Comme vous l’avez bien souligné dans votre commentaire, les différents chroniqueurs détiennent des rôles afin que cela soit plus facile pour les téléspectateurs de distinguer les différents points de vue. Au-delà de l’aspect théâtrale de l’émission, il semble tout à fait judicieux d’aller plus loin et de comparer le programme à une véritable émission de télé-réalité. On pense à Erving Goffman qui parlait de la vie sociale comme une scène de théâtre donc on a, ici, une parfaite mise en scène des protagonistes du débat dans l’affirmation de leurs idées. Le plateau de télévision devient alors la scène sur laquelle les animateurs de TPMP évoluent au fil du débat. Ainsi, derrière leurs postes, les téléspectateurs ont aussi une responsabilité dans la formation de l’opinion publique puisqu’ils la font vivre.
Les aspects économiques et commerciaux de l’émission prennent le pas, à la fois, sur le fond et la forme de ce débat. En effet, Cyril Hanouna doit répondre à des obligations commerciales et communicationnelles. D’une part parce qu’il doit assurer les bonnes audiences de son émission et d’autre part il représente la parole du groupe Canal + qui a diffusé la cérémonie des Césars. Pour ce faire, et comme vous l’avez bien mentionné, il n’hésite pas à utiliser des procédés tendancieux pour y parvenir. Par exemple, Isabelle Morini Bosc se retrouve forcée de parler de son expérience à la suite de la diffusion d’un magnéto la concernant sur le plateau. Cyril Hanouna en tant que véritable chef d’orchestre de l’émission, qu’il présente et qu’il produit, utilise son témoignage afin de défendre la nomination de Roman Polanski aux Césars et donc les intérêts du groupe Canal + pour lequel il travaille. L’animateur va plus loin en détournant l’attention des chroniqueurs de la question centrale du débat tournant autour de la récompense de Polanski pour dévier vers le salaire de Florence Foresti. Encore une fois, elle devient le bouc émissaire d’Hanouna mais plus largement aussi du groupe Canal+ car elle a quitté la cérémonie prématurément en mettant dans l’embarras les Césars et le groupe détenu par Vivendi.

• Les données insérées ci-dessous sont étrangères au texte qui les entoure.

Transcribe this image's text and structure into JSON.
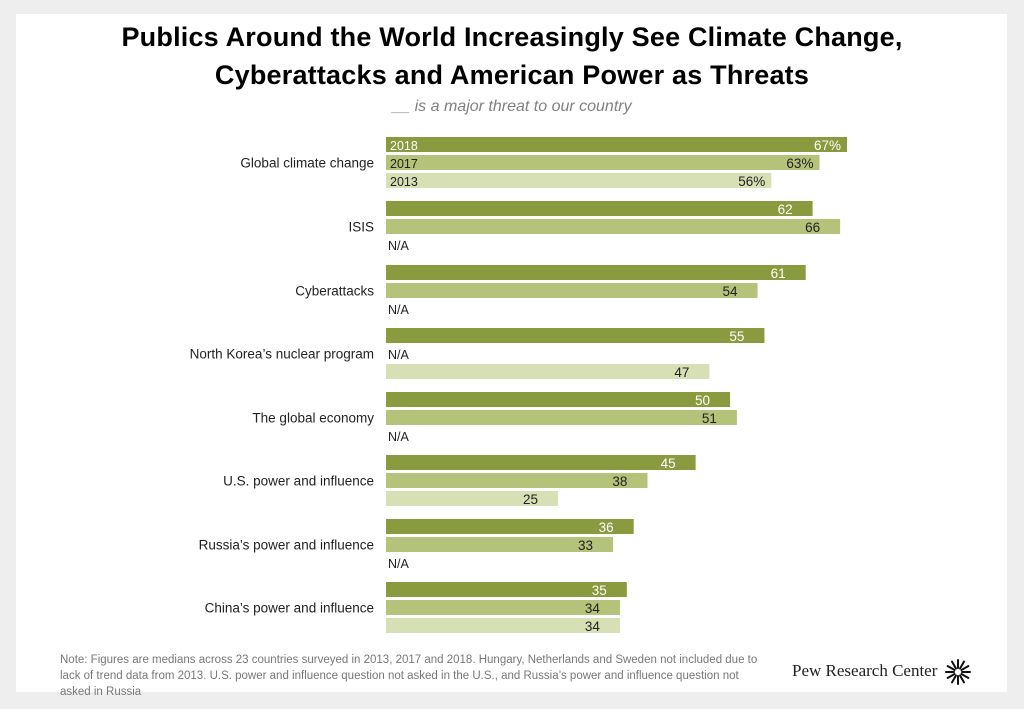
{
  "chart_data": {
    "type": "bar",
    "orientation": "horizontal",
    "title": "Publics Around the World Increasingly See Climate Change, Cyberattacks and American Power as Threats",
    "subtitle": "__ is a major threat to our country",
    "unit": "%",
    "series": [
      {
        "name": "2018",
        "color": "#8a9a3e",
        "label_color": "#ffffff"
      },
      {
        "name": "2017",
        "color": "#b5c27a",
        "label_color": "#222222"
      },
      {
        "name": "2013",
        "color": "#d7dfb5",
        "label_color": "#222222"
      }
    ],
    "categories": [
      {
        "name": "Global climate change",
        "values": [
          67,
          63,
          56
        ],
        "labels": [
          "67%",
          "63%",
          "56%"
        ]
      },
      {
        "name": "ISIS",
        "values": [
          62,
          66,
          null
        ],
        "labels": [
          "62",
          "66",
          "N/A"
        ]
      },
      {
        "name": "Cyberattacks",
        "values": [
          61,
          54,
          null
        ],
        "labels": [
          "61",
          "54",
          "N/A"
        ]
      },
      {
        "name": "North Korea’s nuclear program",
        "values": [
          55,
          null,
          47
        ],
        "labels": [
          "55",
          "N/A",
          "47"
        ]
      },
      {
        "name": "The global economy",
        "values": [
          50,
          51,
          null
        ],
        "labels": [
          "50",
          "51",
          "N/A"
        ]
      },
      {
        "name": "U.S. power and influence",
        "values": [
          45,
          38,
          25
        ],
        "labels": [
          "45",
          "38",
          "25"
        ]
      },
      {
        "name": "Russia’s power and influence",
        "values": [
          36,
          33,
          null
        ],
        "labels": [
          "36",
          "33",
          "N/A"
        ]
      },
      {
        "name": "China’s power and influence",
        "values": [
          35,
          34,
          34
        ],
        "labels": [
          "35",
          "34",
          "34"
        ]
      }
    ],
    "xlim": [
      0,
      67
    ]
  },
  "note": "Note: Figures are medians across 23 countries surveyed in 2013, 2017 and 2018. Hungary, Netherlands and Sweden not included due to lack of trend data from 2013. U.S. power and influence question not asked in the U.S., and Russia’s power and influence question not asked in Russia",
  "brand": "Pew Research Center"
}
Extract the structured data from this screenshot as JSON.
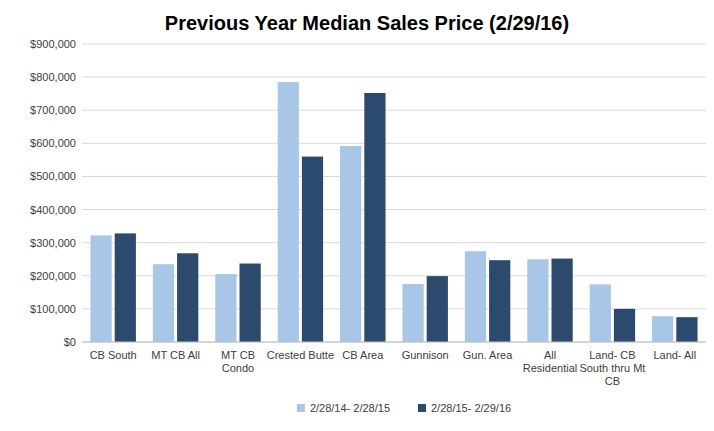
{
  "chart_data": {
    "type": "bar",
    "title": "Previous Year Median Sales Price (2/29/16)",
    "categories": [
      "CB South",
      "MT CB All",
      "MT CB Condo",
      "Crested Butte",
      "CB Area",
      "Gunnison",
      "Gun. Area",
      "All Residential",
      "Land- CB South thru Mt CB",
      "Land- All"
    ],
    "series": [
      {
        "name": "2/28/14- 2/28/15",
        "color": "#a7c6e8",
        "values": [
          322000,
          235000,
          205000,
          785000,
          592000,
          175000,
          274000,
          250000,
          174000,
          78000
        ]
      },
      {
        "name": "2/28/15- 2/29/16",
        "color": "#2c4a6e",
        "values": [
          328000,
          268000,
          237000,
          560000,
          752000,
          199000,
          247000,
          252000,
          100000,
          75000
        ]
      }
    ],
    "ylim": [
      0,
      900000
    ],
    "yticks": [
      {
        "value": 0,
        "label": "$0"
      },
      {
        "value": 100000,
        "label": "$100,000"
      },
      {
        "value": 200000,
        "label": "$200,000"
      },
      {
        "value": 300000,
        "label": "$300,000"
      },
      {
        "value": 400000,
        "label": "$400,000"
      },
      {
        "value": 500000,
        "label": "$500,000"
      },
      {
        "value": 600000,
        "label": "$600,000"
      },
      {
        "value": 700000,
        "label": "$700,000"
      },
      {
        "value": 800000,
        "label": "$800,000"
      },
      {
        "value": 900000,
        "label": "$900,000"
      }
    ],
    "grid": true,
    "legend": "bottom"
  }
}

Grâce à ses « soldats » et la parole de Raymond Abou, le chef d’orchestre Cyril Hanouna arrive à indigner les téléspectateurs français en parlant d’un sujet qui concerne plus leur public populaire c’est à dire le salaire, contrairement à la polémique de Roman Polanski qui concerne surtout une partie de la population bourgeoise, en particulier, le monde du 7ème art. Il est donc intéressant de lier l’expérience vécue sur le plateau de Touche Pas À Mon Poste aux apports d’Habermas qui nous permettent de comprendre comment le lien entre logiques commerciales et l’espace public détruit l’intérêt général.
D’autant plus que l’acharnement sur Florence Foresti alimente le climat anti-féministe régnant déjà sur le plateau de TPMP depuis l’utilisation du témoignage de victime d’Isabelle Morini Bosc pour justifier la récompense de Roman Polanski par Cyril Hanouna. L’animateur est donc prêt à tout pour défendre les intérêts de l’émission et plus généralement les intérêts du groupe Canal+.